As David Gerard pointed out, the document makes no mention of the inefficiencies of (privatized) water companies nor the thirsty data centers focused on artificial intelligence. (The great irony is that the suggestion to delete emails to save water may have come from generative AI. Is this how AI will end humanity?)
Anyone looking for a new mouse usually stumble upon the Logitech MX Master at the top of recommendation lists (MSRP: USD 99). The one I use daily costs a fraction of that, or 1/10 to be exact. Are they worth what they cost?
Old people on the internet probably remember phpBB, a discussion board software that was very popular in the early 2000s. I discovered, by chance, that it still exists and has active development, albeit slow: the phpBB3 series was released in December 2007 and the last major update (3.3), in January 2020. If it ain’t broke, don’t fix it…?
Web browsers with AI assistants built-in are coming. Are they the future of browsing the web?
Vibechart. Did OpenAI use ChatGPT to create the charts used on GPT-5 announcement?
Rumicat. A newsletter service “for small audiences.” The free plan supports up to 300 subscribers.
Letter Club. A kind of “email club,” where participants commit to writing about a theme and, on the scheduled day, everyone receives everyone’s writings. As far as I can tell, it’s free.
DSEG Font. A font that simulates those from monochromatic LCD screens, like calculators. Free and open source.
Inter Mental. Possible tech-induced cognitive-behavioral disorders. Don’t take it (too) seriously.
PixiEditor 2.0. New version of the “universal 2D graphics editor.” This video shows the new features and capabilities. For Linux, macOS, and Windows.
Openvibe gets RSS support. For Android and iOS.
Fonts for wireframing, Frontend Masters. I didn’t know fonts like these existed, that look like scribbles (or “doctor’s handwriting”).
If the Moon were only 1 pixel.
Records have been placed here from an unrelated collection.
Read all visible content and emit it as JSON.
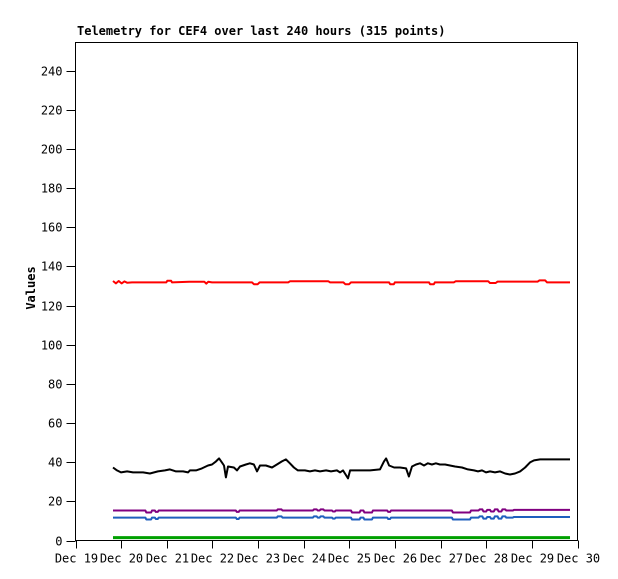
{
  "window": {
    "background": "#ffffff"
  },
  "chart_data": {
    "type": "line",
    "title": "Telemetry for CEF4 over last 240 hours (315 points)",
    "xlabel": "",
    "ylabel": "Values",
    "grid": false,
    "legend": "none",
    "border_color": "#000000",
    "x_axis": {
      "unit": "date",
      "tick_labels": [
        "Dec 19",
        "Dec 20",
        "Dec 21",
        "Dec 22",
        "Dec 23",
        "Dec 24",
        "Dec 25",
        "Dec 26",
        "Dec 27",
        "Dec 28",
        "Dec 29",
        "Dec 30"
      ],
      "data_span_hours": 240
    },
    "y_axis": {
      "ticks": [
        0,
        20,
        40,
        60,
        80,
        100,
        120,
        140,
        160,
        180,
        200,
        220,
        240
      ],
      "ylim": [
        0,
        254
      ]
    },
    "series": [
      {
        "name": "red",
        "color": "#ff0000",
        "width": 2,
        "points": [
          [
            0,
            132.5
          ],
          [
            1.5,
            131.3
          ],
          [
            3,
            132.5
          ],
          [
            4.5,
            131.3
          ],
          [
            6,
            132.3
          ],
          [
            7.5,
            131.6
          ],
          [
            10,
            131.8
          ],
          [
            28,
            131.8
          ],
          [
            28.5,
            132.6
          ],
          [
            30.5,
            132.6
          ],
          [
            31,
            131.8
          ],
          [
            40,
            132.1
          ],
          [
            48,
            132.1
          ],
          [
            49,
            131.2
          ],
          [
            50,
            132.1
          ],
          [
            52,
            131.8
          ],
          [
            73,
            131.8
          ],
          [
            74,
            130.9
          ],
          [
            76,
            130.9
          ],
          [
            77,
            131.8
          ],
          [
            92,
            131.8
          ],
          [
            93,
            132.4
          ],
          [
            113,
            132.4
          ],
          [
            114,
            131.8
          ],
          [
            121,
            131.8
          ],
          [
            122,
            130.9
          ],
          [
            124,
            130.9
          ],
          [
            125,
            131.8
          ],
          [
            145,
            131.8
          ],
          [
            145.5,
            130.9
          ],
          [
            147.5,
            130.9
          ],
          [
            148,
            131.8
          ],
          [
            166,
            131.8
          ],
          [
            166.5,
            130.9
          ],
          [
            168.5,
            130.9
          ],
          [
            169,
            131.8
          ],
          [
            179,
            131.8
          ],
          [
            180,
            132.4
          ],
          [
            197,
            132.4
          ],
          [
            198,
            131.5
          ],
          [
            201,
            131.5
          ],
          [
            202,
            132.2
          ],
          [
            223,
            132.2
          ],
          [
            224,
            132.8
          ],
          [
            227,
            132.8
          ],
          [
            228,
            131.8
          ],
          [
            240,
            131.8
          ]
        ]
      },
      {
        "name": "black",
        "color": "#000000",
        "width": 2,
        "points": [
          [
            0,
            37.3
          ],
          [
            2.1,
            35.8
          ],
          [
            4.2,
            34.8
          ],
          [
            7.4,
            35.3
          ],
          [
            10.5,
            34.8
          ],
          [
            15.8,
            34.8
          ],
          [
            19.4,
            34.2
          ],
          [
            23.6,
            35.3
          ],
          [
            27.3,
            35.8
          ],
          [
            29.9,
            36.3
          ],
          [
            33.1,
            35.3
          ],
          [
            36.8,
            35.3
          ],
          [
            39.4,
            34.8
          ],
          [
            40.4,
            35.8
          ],
          [
            43.6,
            35.8
          ],
          [
            46.7,
            36.8
          ],
          [
            49.9,
            38.3
          ],
          [
            52,
            38.8
          ],
          [
            54.1,
            40.4
          ],
          [
            55.7,
            41.9
          ],
          [
            57.2,
            39.9
          ],
          [
            58.3,
            38.3
          ],
          [
            59.3,
            32.2
          ],
          [
            60.4,
            37.8
          ],
          [
            63.5,
            37.3
          ],
          [
            65.1,
            35.8
          ],
          [
            66.7,
            37.8
          ],
          [
            69.8,
            38.8
          ],
          [
            71.9,
            39.4
          ],
          [
            74,
            38.8
          ],
          [
            75.6,
            35.3
          ],
          [
            77.2,
            38.3
          ],
          [
            80.3,
            38.3
          ],
          [
            83.5,
            37.3
          ],
          [
            86.1,
            38.8
          ],
          [
            88.7,
            40.4
          ],
          [
            90.8,
            41.4
          ],
          [
            92.9,
            39.4
          ],
          [
            95,
            37.3
          ],
          [
            97.1,
            35.8
          ],
          [
            100.8,
            35.8
          ],
          [
            103.4,
            35.3
          ],
          [
            106.1,
            35.8
          ],
          [
            108.7,
            35.3
          ],
          [
            111.9,
            35.8
          ],
          [
            114.5,
            35.3
          ],
          [
            117.6,
            35.8
          ],
          [
            119.2,
            34.8
          ],
          [
            120.8,
            35.8
          ],
          [
            123.4,
            31.7
          ],
          [
            124.5,
            35.8
          ],
          [
            129.7,
            35.8
          ],
          [
            135,
            35.8
          ],
          [
            140.2,
            36.3
          ],
          [
            142.3,
            40.4
          ],
          [
            143.4,
            41.9
          ],
          [
            145,
            38.3
          ],
          [
            147.6,
            37.3
          ],
          [
            150.7,
            37.3
          ],
          [
            153.9,
            36.8
          ],
          [
            155.4,
            32.7
          ],
          [
            157,
            37.8
          ],
          [
            159.1,
            38.8
          ],
          [
            161.2,
            39.4
          ],
          [
            163.3,
            38.3
          ],
          [
            165.4,
            39.4
          ],
          [
            167.5,
            38.8
          ],
          [
            169.6,
            39.4
          ],
          [
            171.7,
            38.8
          ],
          [
            174.4,
            38.8
          ],
          [
            177,
            38.3
          ],
          [
            179.6,
            37.8
          ],
          [
            183.3,
            37.3
          ],
          [
            186.4,
            36.3
          ],
          [
            189.6,
            35.8
          ],
          [
            191.7,
            35.3
          ],
          [
            193.8,
            35.8
          ],
          [
            195.9,
            34.8
          ],
          [
            198,
            35.3
          ],
          [
            200.6,
            34.8
          ],
          [
            203.3,
            35.3
          ],
          [
            205.9,
            34.2
          ],
          [
            208.5,
            33.7
          ],
          [
            211.1,
            34.2
          ],
          [
            213.8,
            35.3
          ],
          [
            216.4,
            37.3
          ],
          [
            219,
            39.9
          ],
          [
            221.1,
            40.9
          ],
          [
            224.3,
            41.4
          ],
          [
            229.5,
            41.4
          ],
          [
            234.7,
            41.4
          ],
          [
            240,
            41.4
          ]
        ]
      },
      {
        "name": "purple",
        "color": "#800080",
        "width": 2,
        "points": [
          [
            0,
            15.3
          ],
          [
            17,
            15.3
          ],
          [
            17.5,
            14.3
          ],
          [
            20,
            14.3
          ],
          [
            20.5,
            15.3
          ],
          [
            22,
            15.3
          ],
          [
            22.5,
            14.6
          ],
          [
            23.5,
            14.6
          ],
          [
            24,
            15.3
          ],
          [
            64.5,
            15.3
          ],
          [
            65,
            14.6
          ],
          [
            66,
            14.6
          ],
          [
            66.5,
            15.3
          ],
          [
            86,
            15.3
          ],
          [
            86.5,
            15.9
          ],
          [
            88.5,
            15.9
          ],
          [
            89,
            15.3
          ],
          [
            105,
            15.3
          ],
          [
            105.5,
            15.9
          ],
          [
            107,
            15.9
          ],
          [
            107.5,
            15.3
          ],
          [
            108.5,
            15.3
          ],
          [
            109,
            15.9
          ],
          [
            110.5,
            15.9
          ],
          [
            111,
            15.3
          ],
          [
            115,
            15.3
          ],
          [
            115.5,
            14.8
          ],
          [
            116.5,
            14.8
          ],
          [
            117,
            15.3
          ],
          [
            125,
            15.3
          ],
          [
            125.5,
            14.3
          ],
          [
            129.5,
            14.3
          ],
          [
            130,
            15.3
          ],
          [
            131.5,
            15.3
          ],
          [
            132,
            14.3
          ],
          [
            136,
            14.3
          ],
          [
            136.5,
            15.3
          ],
          [
            144,
            15.3
          ],
          [
            144.5,
            14.6
          ],
          [
            145.5,
            14.6
          ],
          [
            146,
            15.3
          ],
          [
            178,
            15.3
          ],
          [
            178.5,
            14.3
          ],
          [
            187.5,
            14.3
          ],
          [
            188,
            15.3
          ],
          [
            192,
            15.3
          ],
          [
            192.5,
            15.9
          ],
          [
            194,
            15.9
          ],
          [
            194.5,
            14.8
          ],
          [
            196,
            14.8
          ],
          [
            196.5,
            15.6
          ],
          [
            198,
            15.6
          ],
          [
            198.5,
            14.8
          ],
          [
            200,
            14.8
          ],
          [
            200.5,
            15.9
          ],
          [
            202,
            15.9
          ],
          [
            202.5,
            14.8
          ],
          [
            204,
            14.8
          ],
          [
            204.5,
            15.9
          ],
          [
            206,
            15.9
          ],
          [
            206.5,
            15.3
          ],
          [
            210,
            15.3
          ],
          [
            210.5,
            15.6
          ],
          [
            240,
            15.6
          ]
        ]
      },
      {
        "name": "blue",
        "color": "#1f5fbe",
        "width": 2,
        "points": [
          [
            0,
            11.7
          ],
          [
            17,
            11.7
          ],
          [
            17.5,
            10.7
          ],
          [
            20,
            10.7
          ],
          [
            20.5,
            11.7
          ],
          [
            22,
            11.7
          ],
          [
            22.5,
            11.0
          ],
          [
            23.5,
            11.0
          ],
          [
            24,
            11.7
          ],
          [
            64.5,
            11.7
          ],
          [
            65,
            11.0
          ],
          [
            66,
            11.0
          ],
          [
            66.5,
            11.7
          ],
          [
            86,
            11.7
          ],
          [
            86.5,
            12.3
          ],
          [
            88.5,
            12.3
          ],
          [
            89,
            11.7
          ],
          [
            105,
            11.7
          ],
          [
            105.5,
            12.3
          ],
          [
            107,
            12.3
          ],
          [
            107.5,
            11.7
          ],
          [
            108.5,
            11.7
          ],
          [
            109,
            12.3
          ],
          [
            110.5,
            12.3
          ],
          [
            111,
            11.7
          ],
          [
            115,
            11.7
          ],
          [
            115.5,
            11.2
          ],
          [
            116.5,
            11.2
          ],
          [
            117,
            11.7
          ],
          [
            125,
            11.7
          ],
          [
            125.5,
            10.7
          ],
          [
            129.5,
            10.7
          ],
          [
            130,
            11.7
          ],
          [
            131.5,
            11.7
          ],
          [
            132,
            10.7
          ],
          [
            136,
            10.7
          ],
          [
            136.5,
            11.7
          ],
          [
            144,
            11.7
          ],
          [
            144.5,
            11.0
          ],
          [
            145.5,
            11.0
          ],
          [
            146,
            11.7
          ],
          [
            178,
            11.7
          ],
          [
            178.5,
            10.7
          ],
          [
            187.5,
            10.7
          ],
          [
            188,
            11.7
          ],
          [
            192,
            11.7
          ],
          [
            192.5,
            12.3
          ],
          [
            194,
            12.3
          ],
          [
            194.5,
            11.2
          ],
          [
            196,
            11.2
          ],
          [
            196.5,
            12.0
          ],
          [
            198,
            12.0
          ],
          [
            198.5,
            11.2
          ],
          [
            200,
            11.2
          ],
          [
            200.5,
            12.3
          ],
          [
            202,
            12.3
          ],
          [
            202.5,
            11.2
          ],
          [
            204,
            11.2
          ],
          [
            204.5,
            12.3
          ],
          [
            206,
            12.3
          ],
          [
            206.5,
            11.7
          ],
          [
            210,
            11.7
          ],
          [
            210.5,
            12.0
          ],
          [
            240,
            12.0
          ]
        ]
      },
      {
        "name": "green",
        "color": "#00a000",
        "width": 3,
        "points": [
          [
            0,
            1.5
          ],
          [
            240,
            1.5
          ]
        ]
      }
    ]
  }
}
Beautiful presentation of the Solar System’s scale. Try accessing from a computer/large screen.
Siará+. Free platform from the Ceará government, a Brazilian northeast state, that offers audiovisual pieces by local artists for free.
KittenTTS. An open source and tiny synthetic speech model (TTS, or text-to-speech): it’s less than 25 MB and “works on literally everything,” according to the developers. Demo of available voices. Still in “developer preview.”
Killed by Mozilla. A list of all Mozilla products and services that have been discontinued.
Tiny Awards 2025 opens voting. Runs until September 1st.
eightyeightthirty. A site that collects links from those 88×31 pixel badges and puts them in a web visualization. (Site is a bit heavy.)
permacomputing. “Permacomputing is both a concept and a community of practice oriented around issues of resilience and regenerativity in computer and network technology inspired by permaculture.”
High quality, low filesize GIFs, Christian Selig. A Bash script to resize and optimize *.gif files.
AirSync. Various “continuity” features between iPhone and Mac, but with Android instead. Still in beta.
Abode. An app for groups of friends that revolves around widgets. iOS only.
Apple: The First 50 Years. American journalist David Pogue tells Apple’s story in this new book. Coming out March 17th, 2026.
CloudGazing. Draw and see drawings in clouds.
“It must be AI”. Ewerton Assunção, from the hit “I’m going to delete you from my Orkut,” strikes again. (The video was made with AI, as expected.) Song lyrics in Portuguese.
Podcast Details. Enter a podcast feed and see detailed show statistics.
“linux” on DuckDuckGo. DDG’s mascot, a duck, becomes a penguin when you search for “linux.”
Time Flies. “A little adventure
about our limited time in this world.” For PlayStation 5, Nintendo Switch, Windows and macOS.